はじめまして、philo1985です。このコラムでは、毎回、歴史上の哲学者たちの言葉をひとつ取り上げて、考察を加えてゆきたいと思っています。第一回目は『真の宗教』から、アウグスティヌスの有名な一節を引いてきました。

「外に出てゆかず、きみ自身のうちに帰れ。真理は人間の内部に宿っている。そしてもしも、きみの本性が変わりゆくものであることを見いだすなら、きみ自身を超えてゆきなさい。」

アウグスティヌスにとっての問題は、何もかもが変化してやむことのないこの世界の中で、変わることのないもの、永遠にとどまり続けるものに到達することにほかなりませんでした。私たち人間は一人ずつこの世界のうちに生まれ落ちては老い、病み、そして死んでゆきます。たえず移ろいゆくこの世のただ中にあって、決して揺らぐことのない生のかたちに辿りつくことは、はたして人間に可能なのだろうか。そのような探求の果てにアウグスティヌスが出した答えが、上に掲げた「外に出てゆかず、きみ自身のうちに帰れ」だったのです。

私たちの時代はまるで「外に出てゆこう」を合言葉にでもしているかのように、たえず目まぐるしく何かを追いかけつづけています。本当のつながりを生む言葉のやり取りのかわりに動員というコミュニケーションの形が支配的なものとなり、数の論理がいたるところで幅を利かせています。その結果、本来は及んではならないはずのところにまで数の力が及ぶようになり、私たちの心は窒息しかかっています。たえず目に見えるものへと、せわしない外の世界の方へと人を駆り立ててゆくこの力の勢いは今日、ますます押しとどめがたいものになりつつあると言えるかもしれません。けれども、本当にそれでよいのだろうか。人間には、それとは別の生き方をすることも可能なのではないか。

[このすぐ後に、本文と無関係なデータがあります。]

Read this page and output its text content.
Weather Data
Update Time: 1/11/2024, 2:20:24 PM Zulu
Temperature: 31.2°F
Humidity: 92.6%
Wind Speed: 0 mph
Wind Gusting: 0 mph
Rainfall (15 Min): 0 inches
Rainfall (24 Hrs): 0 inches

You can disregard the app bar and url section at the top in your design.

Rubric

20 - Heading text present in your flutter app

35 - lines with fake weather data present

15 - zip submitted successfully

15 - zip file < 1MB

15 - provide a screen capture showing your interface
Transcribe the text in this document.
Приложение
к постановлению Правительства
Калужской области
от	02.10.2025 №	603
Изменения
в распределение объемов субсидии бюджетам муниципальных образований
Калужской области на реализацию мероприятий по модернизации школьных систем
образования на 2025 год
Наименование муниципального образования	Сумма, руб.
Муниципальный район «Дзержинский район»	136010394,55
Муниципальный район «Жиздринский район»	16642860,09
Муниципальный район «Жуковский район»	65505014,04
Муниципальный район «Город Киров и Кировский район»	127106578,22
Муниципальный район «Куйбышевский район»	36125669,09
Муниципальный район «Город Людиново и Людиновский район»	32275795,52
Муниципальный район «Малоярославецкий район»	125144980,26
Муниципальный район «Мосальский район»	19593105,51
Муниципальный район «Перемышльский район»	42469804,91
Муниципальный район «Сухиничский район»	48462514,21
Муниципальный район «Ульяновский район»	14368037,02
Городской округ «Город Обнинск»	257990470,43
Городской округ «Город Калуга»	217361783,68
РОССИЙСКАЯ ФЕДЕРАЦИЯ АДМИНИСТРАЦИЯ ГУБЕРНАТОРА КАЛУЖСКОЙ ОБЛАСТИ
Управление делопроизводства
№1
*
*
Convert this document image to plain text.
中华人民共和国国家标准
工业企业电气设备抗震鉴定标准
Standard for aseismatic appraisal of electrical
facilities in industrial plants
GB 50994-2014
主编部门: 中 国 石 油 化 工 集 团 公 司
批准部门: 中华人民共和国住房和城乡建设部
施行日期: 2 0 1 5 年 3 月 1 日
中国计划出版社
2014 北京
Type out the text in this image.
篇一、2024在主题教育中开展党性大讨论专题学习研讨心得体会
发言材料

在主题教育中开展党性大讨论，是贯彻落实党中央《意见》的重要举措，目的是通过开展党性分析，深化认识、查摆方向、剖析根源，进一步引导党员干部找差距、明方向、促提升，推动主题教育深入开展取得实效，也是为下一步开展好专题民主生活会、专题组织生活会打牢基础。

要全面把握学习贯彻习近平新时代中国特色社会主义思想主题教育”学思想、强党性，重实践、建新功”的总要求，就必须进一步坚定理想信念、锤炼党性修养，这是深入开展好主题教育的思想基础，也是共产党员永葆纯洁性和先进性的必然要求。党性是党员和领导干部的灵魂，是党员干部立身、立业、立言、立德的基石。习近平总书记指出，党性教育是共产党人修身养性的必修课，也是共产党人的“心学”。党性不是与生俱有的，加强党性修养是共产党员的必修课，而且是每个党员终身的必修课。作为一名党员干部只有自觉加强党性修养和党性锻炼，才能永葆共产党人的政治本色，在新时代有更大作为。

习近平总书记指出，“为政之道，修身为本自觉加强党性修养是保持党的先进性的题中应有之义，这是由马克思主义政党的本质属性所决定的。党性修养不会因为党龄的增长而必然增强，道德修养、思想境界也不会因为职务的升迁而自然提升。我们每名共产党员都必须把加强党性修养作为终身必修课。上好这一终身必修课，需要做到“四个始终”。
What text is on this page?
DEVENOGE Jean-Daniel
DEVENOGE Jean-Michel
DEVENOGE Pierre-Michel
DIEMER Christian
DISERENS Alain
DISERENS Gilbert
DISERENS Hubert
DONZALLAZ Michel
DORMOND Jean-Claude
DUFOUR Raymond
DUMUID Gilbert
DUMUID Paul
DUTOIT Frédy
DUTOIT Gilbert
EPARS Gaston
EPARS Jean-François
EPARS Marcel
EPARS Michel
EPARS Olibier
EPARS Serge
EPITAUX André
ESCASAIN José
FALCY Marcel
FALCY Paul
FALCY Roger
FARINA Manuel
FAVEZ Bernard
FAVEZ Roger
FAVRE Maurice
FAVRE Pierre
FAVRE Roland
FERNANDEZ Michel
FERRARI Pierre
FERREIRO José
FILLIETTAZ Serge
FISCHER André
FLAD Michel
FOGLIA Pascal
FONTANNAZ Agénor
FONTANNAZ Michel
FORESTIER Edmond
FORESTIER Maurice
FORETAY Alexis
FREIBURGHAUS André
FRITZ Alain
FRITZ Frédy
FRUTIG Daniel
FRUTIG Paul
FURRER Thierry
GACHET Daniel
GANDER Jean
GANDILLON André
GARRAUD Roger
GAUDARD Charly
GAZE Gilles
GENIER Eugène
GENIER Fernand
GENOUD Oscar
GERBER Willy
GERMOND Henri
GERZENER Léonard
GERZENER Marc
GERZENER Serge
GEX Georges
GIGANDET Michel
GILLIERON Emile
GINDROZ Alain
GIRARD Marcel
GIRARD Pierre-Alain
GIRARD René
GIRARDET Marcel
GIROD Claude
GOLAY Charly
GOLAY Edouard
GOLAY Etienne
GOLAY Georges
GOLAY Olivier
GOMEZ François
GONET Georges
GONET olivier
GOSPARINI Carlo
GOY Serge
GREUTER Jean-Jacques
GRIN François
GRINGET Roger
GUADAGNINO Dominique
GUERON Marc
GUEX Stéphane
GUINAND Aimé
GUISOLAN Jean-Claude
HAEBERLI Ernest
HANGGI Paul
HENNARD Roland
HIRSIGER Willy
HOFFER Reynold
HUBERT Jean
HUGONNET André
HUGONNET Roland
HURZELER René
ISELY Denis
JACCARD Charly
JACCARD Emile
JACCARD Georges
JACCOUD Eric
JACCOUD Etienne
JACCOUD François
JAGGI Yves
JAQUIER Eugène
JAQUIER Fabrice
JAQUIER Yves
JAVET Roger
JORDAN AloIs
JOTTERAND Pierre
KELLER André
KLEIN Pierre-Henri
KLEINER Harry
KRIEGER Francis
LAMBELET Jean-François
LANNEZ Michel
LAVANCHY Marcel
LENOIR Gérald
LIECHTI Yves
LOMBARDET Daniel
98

アウグスティヌスの言葉は、「外に出てゆかず、きみ自身のうちに帰れ」と語っています。この世の物事は私たちの体を滅ぼすことはできても、魂まで滅ぼすことはできません。生きる上で最も大切なことは、外側にはほとんど現れてはこないということもありうるのではないか。他の誰にも気づかれることがなくとも、目に見える形や、分かりやすい数字になって表れることがないとしても、本当に大切なものはおそらくはいつでも、私たちを目立たないところで待ち続けている。それは真理であるとか、永遠であるとか、言葉にするとすれば、日常のうちではほとんど口に出されることすらないものになってしまうかもしれないけれども、私たちの生は、本当は、そうした言葉たちが指し示すものの方から意味を与えられているのではないか。無理をして、あせって世の中に調子を合わせる必要はない。むしろ、内へ帰ること、心が深いところから求めているものの方に向かって一歩一歩ゆっくりと、しかし、着実に進んでゆくことの方こそが……。

古代ローマの末期を生きたアウグスティヌスが生涯をかけて追い求め続けたのは、このような「魂の絶対者への内的超越」の道にほかなりませんでした。多くの哲学者たちに示唆を与えたことでも知られる上の一節は、哲学の伝統が生んだかけがえのない遺産として、二十一世紀初頭の今日でもなお読まれ続けています。